Hitman HD Trilogy Review
Sony PlayStation 3Also available on Microsoft Xbox 360
It has been a somewhat uneven road that this generation’s spate of HD re-releases have travelled along. They have varied from the exceptionally crafted Metal Gear Solid HD Collection to the particularly pitiful Silent Hill Collection. There is one characteristic that these re-releases all share, something inherent, and that is the ability to disappoint more than any original IP ever could. Perhaps it is nostalgia and the fear of a misinformed memory, perhaps it is the realisation that you are getting old brought into high fidelity when you realise the disparity between games ‘then’ and now. Few things age gracefully, a good wine and Patrick Stewart notwithstanding, but what is a necessity is that those things of age are treated decently and with care; thankfully, to a degree, this is where the Hitman HD Trilogy has found itself.
On the face of it you cannot really fault the value of the package, Silent Assassin, Contracts and Blood Money all on one disc make for a collection that by its pedigree alone is absolutely tantalising. It is a shame that the original Hitman: Codename 47 has not made the generational transition, it is unlikely that we’ll ever get the complete package, but given that it was only ever released on the PC and the headache porting it would cause you can forgive its absence. Contracts does have some of the missions from the original instalment built into its mission roster so players aren’t completely starved of experiencing the original delights of the series, if not in absolute completion.
As expected the HD remastering has given Agent 47 a decent facelift, each game looks passable at the higher resolutions that today's gamer expects and the frame rates are less of a headache than the releases at the time. The textures however seem to remain seemingly untouched and although some angular edges seem to be rounded off you cannot shake the feeling of how dated the game has become. Adding to the creaking, aging bones of the series is the animation which leaves a lot to be desired by today's standards, and while it feels unfair to critique a decade old series on its animation it does remove you from the feeling of a fluid experience. At times the animation can be erratic and jerky, your intended marks traversing the landscape without a real feeling of actual weight in the world.

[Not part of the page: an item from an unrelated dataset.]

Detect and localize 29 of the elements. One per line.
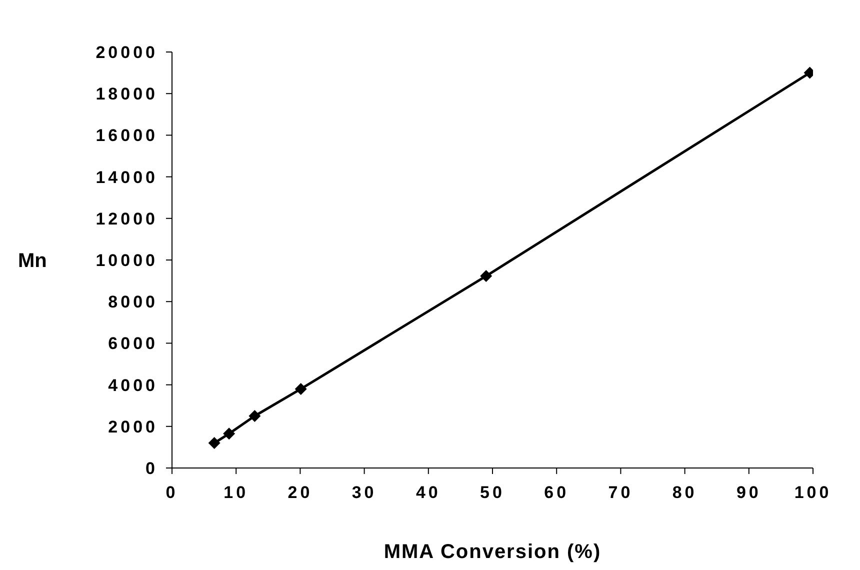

Where once it felt like 47 was a murdering machine casually blending in with the world around him it now feels that you are a very separate entity, negotiating bemusing and at times unforgiving AI with controls that could be accurately described as a little bit wonky. On numerous occasions a simple fibre wire takedown is foiled purely due to some combination of animation and physical detection. It can be infuriating and perhaps it has never felt as cumbersome to be Agent 47, however, these are issues that you can eventually live with and once your gaming mind reverts itself back a decade there is a lot of fun to be had.

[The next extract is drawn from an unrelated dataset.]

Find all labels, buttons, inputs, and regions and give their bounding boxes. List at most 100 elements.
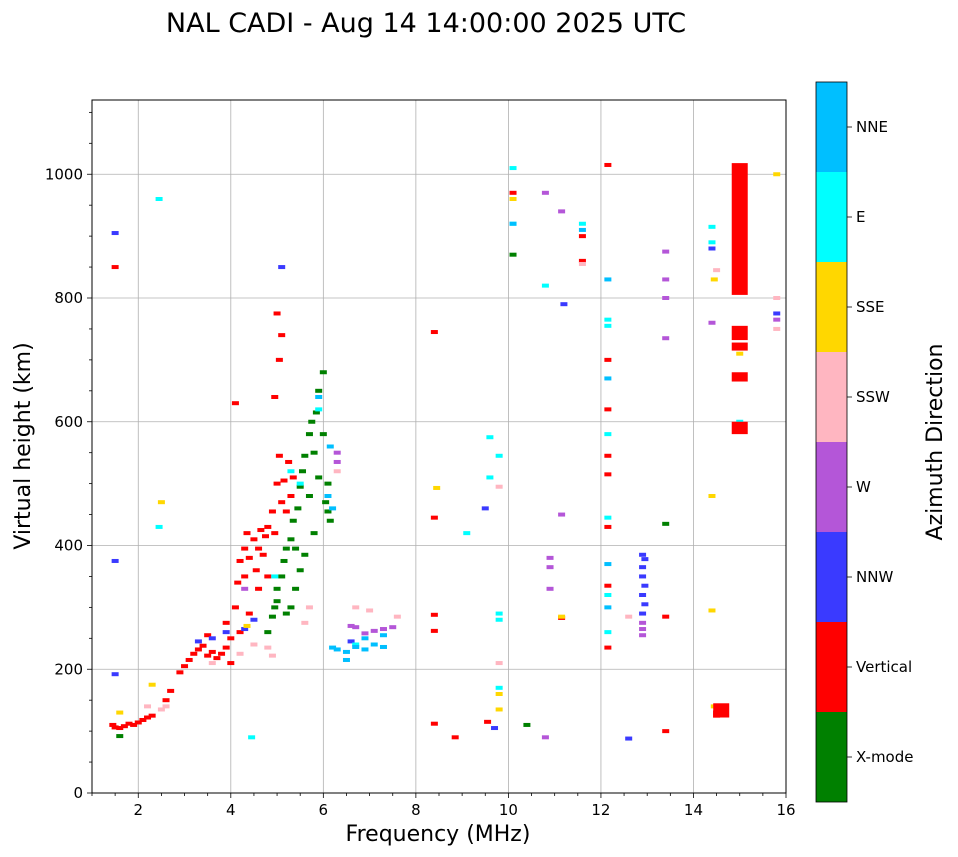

The Hitman series has always been about providing players with inventive sandboxes of death and black humour, and this core conceit has survived the passage of time more than any temporal aesthetic. It is easy to forget simply how brilliant a lot of the levels in the series were and for those who are new to the series some real treats await them. There is a design ethic at work across the series that maximises player experimentation and patience which is sorely lacking in recent stealth based games, this to a degree could also be said to apply to Hitman: Absolution. Whether you are taking out a Russian general at a party, committing murder most foul in an abattoir or visiting the opera to help give the understudy his big shot you will see a creativity that deserves applause. Unlike the latest release in the series there is a real sense of choice when approaching your objectives, but you have to wait, be patient and study your environment.
The joy of Hitman has always been similar to the lining up of dominos in an elaborate way, you construct the method of dispatch and then watch it all unfold as the kinetic energy of each of your decisions informs the next. It is ultimately satisfying when your plan comes together but what it also offers is a real desire to replay, to find a more ingenious method and to achieve the ultimate goal of remaining completely undetected. While all the games have moments of pure quality the strongest title in the collection is Blood Money and it is worth the admission price alone, for people returning to the series or for those catching it for the first time there is still an inordinate amount of fun to be had.
Despite the technical issues and the unstoppable feeling of being aware of how badly the game has dated it is impossible to not recommend this collection. For the money you would be hard pressed to find a similar release with this correlation of quality and quantity. Thrown into the mix and improving the value for money is the addictive and fantastically realised Hitman: Sniper Challenge that originally came with Hitman: Absolution pre-orders. This is basically a shooting gallery dressed up as an assassination mission, but with score bonuses, mini tasks and hidden ways to dispatch your targets you will find yourself inexorably pulled back in to push for that elusive high score. Its addition rounds off what is a very worthwhile package, the technical issues are more of an immediate distraction but as you sink further into the world of Hitman their existence becomes less important.
What you are left with is a collection of some of the finest missions ever created in videogaming history set around one of the industry’s most iconic character. It also ignites a hope that we will see a return to glory for Agent 47, the latest entry into the series played it fairly safe but if the magic that once fuelled the series can return then we are all in for a treat. Agent 47’s exploits may not have aged well but his past experiences are as devilishly violent and ingenious as they always were. That is why they are timeless and that is why you should own this.